With Canned Heat bassist Larry Taylor, Mandel joined John Mayall's band for the next two years.  He is heard playing on the two albums from that period USA Union and Back to the Roots. In 1972, he teamed up with Don "Sugarcane" Harris, Randy Resnick on guitar, Victor Conte on bass, and Paul Lagos on drums to form the band Pure Food and Drug Act, which released one album, Choice Cuts.  During the 1970s Mandel released the albums Baby Batter (1970), The Snake (1972), Feel the Sound of Harvey Mandel (1974) and Shangrenade (1973),  in the latter employing the technique of two-handed tapping. He also released an instructional video, Harvey Mandel: Blues Guitar & Beyond.
When Rolling Stones guitarist Mick Taylor left the band, Mandel was given an audition as his replacement.  He recorded two tracks with the Stones for their 1976 album Black and Blue: " Hot Stuff" (providing the lead guitar solo throughout) and " Memory Motel".
Mandel acted in the film Chalk, which was directed by Rob Nilsson.

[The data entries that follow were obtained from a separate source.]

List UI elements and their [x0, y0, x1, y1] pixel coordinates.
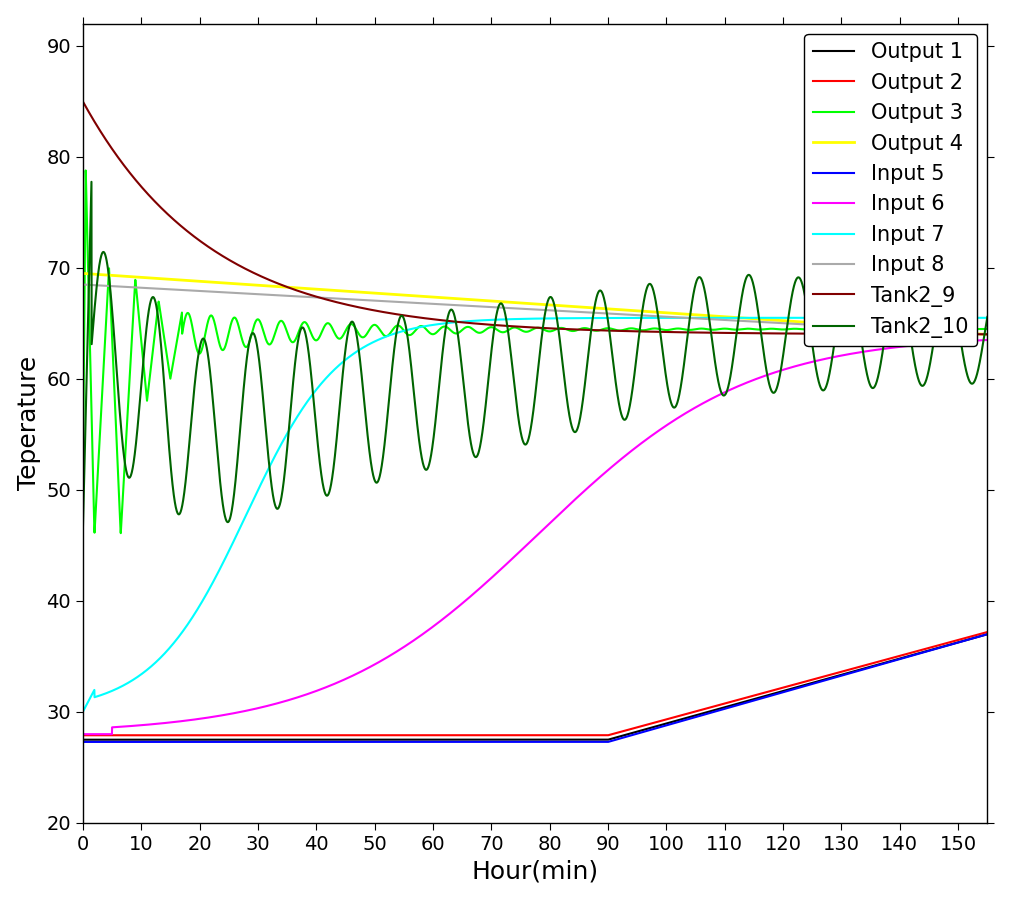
Output 4 [665, 308, 677, 319]
Input 8 [423, 298, 435, 309]
Input 7 [77, 706, 89, 717]
Output 2 [619, 725, 631, 736]
Input 5 [241, 736, 253, 747]
Tank2_10 [665, 398, 677, 409]
Output 3 [77, 484, 89, 495]
Tank2_9 [752, 328, 764, 338]
Input 5 [982, 629, 994, 640]
Input 6 [77, 729, 89, 740]
Line: Output 2: Output 2 [83, 632, 988, 735]
Line: Input 7: Input 7 [83, 318, 988, 712]
Tank2_9 [665, 327, 677, 338]
Output 4 [423, 292, 435, 302]
Tank2_9 [619, 326, 631, 337]
Input 8 [77, 279, 89, 290]
Line: Input 6: Input 6 [83, 340, 988, 734]
Output 2 [752, 689, 764, 700]
Output 3 [242, 341, 254, 352]
Input 6 [423, 625, 435, 635]
Output 1 [423, 734, 435, 745]
Output 4 [752, 313, 764, 324]
Input 6 [982, 335, 994, 346]
Input 8 [241, 288, 253, 299]
Output 4 [619, 304, 631, 315]
Tank2_10 [821, 380, 833, 391]
Output 3 [821, 324, 833, 335]
Output 4 [982, 329, 994, 340]
Output 4 [821, 319, 833, 329]
Output 3 [665, 324, 677, 335]
Tank2_10 [85, 176, 97, 187]
Input 8 [982, 329, 994, 340]
Input 7 [619, 312, 631, 323]
Input 5 [752, 694, 764, 705]
Output 1 [982, 629, 994, 640]
Output 1 [821, 673, 833, 684]
Input 7 [423, 320, 435, 331]
Input 6 [241, 706, 253, 716]
Input 5 [423, 736, 435, 747]
Output 3 [982, 324, 994, 335]
Tank2_10 [423, 461, 435, 472]
Tank2_9 [241, 265, 253, 275]
Input 6 [665, 417, 677, 428]
Input 8 [821, 320, 833, 331]
Tank2_10 [752, 305, 764, 316]
Line: Output 3: Output 3 [83, 170, 988, 533]
Line: Tank2_9: Tank2_9 [83, 102, 988, 334]
Input 7 [821, 312, 833, 323]
Input 8 [752, 317, 764, 328]
Input 8 [619, 309, 631, 320]
Output 1 [241, 734, 253, 745]
Line: Output 1: Output 1 [83, 634, 988, 740]
Output 2 [423, 730, 435, 741]
X-axis label: Hour(min): Hour(min) [471, 860, 599, 883]
Output 1 [665, 716, 677, 727]
Input 5 [665, 718, 677, 729]
Tank2_10 [620, 414, 632, 425]
Output 2 [77, 730, 89, 741]
Output 3 [423, 327, 435, 338]
Output 4 [241, 279, 253, 290]
Output 4 [77, 268, 89, 279]
Output 2 [241, 730, 253, 741]
Tank2_10 [77, 529, 89, 540]
Output 2 [665, 713, 677, 724]
Input 6 [619, 450, 631, 461]
Line: Tank2_10: Tank2_10 [83, 182, 988, 535]
Output 3 [752, 324, 764, 335]
Output 3 [80, 165, 92, 176]
Input 5 [619, 732, 631, 742]
Input 7 [982, 312, 994, 323]
Input 6 [752, 373, 764, 383]
Input 7 [241, 508, 253, 518]
Output 3 [114, 527, 126, 538]
Line: Output 4: Output 4 [83, 274, 988, 335]
Tank2_9 [77, 96, 89, 107]
Tank2_9 [423, 313, 435, 324]
Tank2_10 [982, 311, 994, 322]
Y-axis label: Teperature: Teperature [16, 356, 40, 491]
Input 8 [665, 311, 677, 322]
Input 7 [752, 312, 764, 323]
Input 7 [665, 312, 677, 323]
Tank2_9 [982, 328, 994, 339]
Output 2 [982, 626, 994, 637]
Legend: Output 1, Output 2, Output 3, Output 4, Input 5, Input 6, Input 7, Input 8, Tank: Output 1, Output 2, Output 3, Output 4, … [805, 34, 977, 346]
Output 1 [619, 730, 631, 741]
Output 1 [752, 693, 764, 704]
Output 3 [620, 324, 632, 335]
Input 5 [821, 674, 833, 685]
Output 2 [821, 670, 833, 681]
Output 1 [77, 734, 89, 745]
Line: Input 8: Input 8 [83, 284, 988, 335]
Input 5 [77, 736, 89, 747]
Line: Input 5: Input 5 [83, 634, 988, 742]
Input 6 [821, 353, 833, 364]
Tank2_10 [242, 349, 254, 360]
Tank2_9 [821, 328, 833, 339]
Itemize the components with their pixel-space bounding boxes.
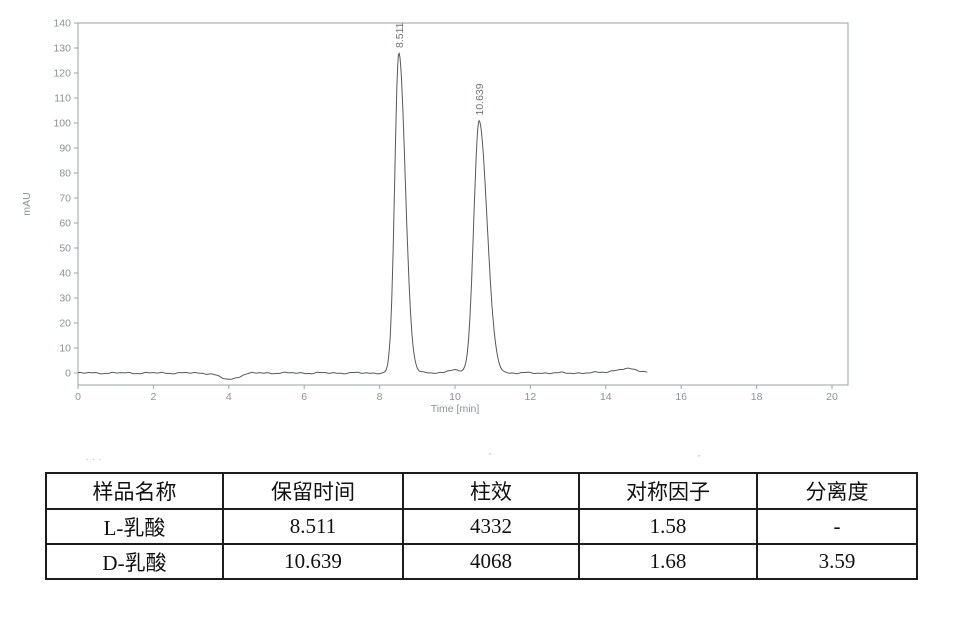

In 2009, Mandel and Larry Taylor reunited with Fito de la Parra and the rest of the current Canned Heat lineup to perform certain shows on the Canned Heat tour. Taylor, Mandel and de la Parra had all been part of the 1969 Woodstock Festival lineup. Mandel rejoined Canned Heat permanently in 2010.
Harvey Mandel and the Snake Crew was released in 2006. Notable guest performers included Elvin Bishop, Norton Buffalo, Marcy Levy, and Nick Gravenites, plus Freddie Roulette, Pete Sears, Peter Albin, Mic Gillette, Barry Goldberg and Howard Wales. Live at Biscuits & Blues followed in 2009.
In 2014, Harvey collaborated with the herbalist Ron Teeguarden on an album titled Dragons at Play, which consisted of nine tracks.
In 2015, Cleopatra Records issued a six-disc retrospective of Harvey's career featuring the first five of Harvey's solo albums, and a sixth disc containing a live performance from the Matrix Club in San Francisco, on December 24, 1968. The performance included Jerry Garcia, and Elvin Bishop.
In 2016, Harvey, along with Ryley Walker's backing band,  entered the recording studios at Fantasy Records, Berkeley, for two days of live studio recording, which resulted in the eight self-composed tracks which made up the album Snake Pit.
In 2017, Harvey released the 10 track album Snake Attack. According to Harvey, "I wrote all the songs, performed all the instruments and mixed and mastered all the songs myself. Working in my own home studio allowed me to do all sorts of great guitar overdubs that I'd never have been able to do in a regular studio."[ citation needed]
His guitar work on the legendary Stand Back! Here Comes Charley Musselwhite's South Side Band (1966) rivaled the playing of both Mike Bloomfield and Eric Clapton and brought blues and rock and roll another step closer to one another with his relentless fuzz tone, feedback-edged solos, and unusual syncopated phrasing.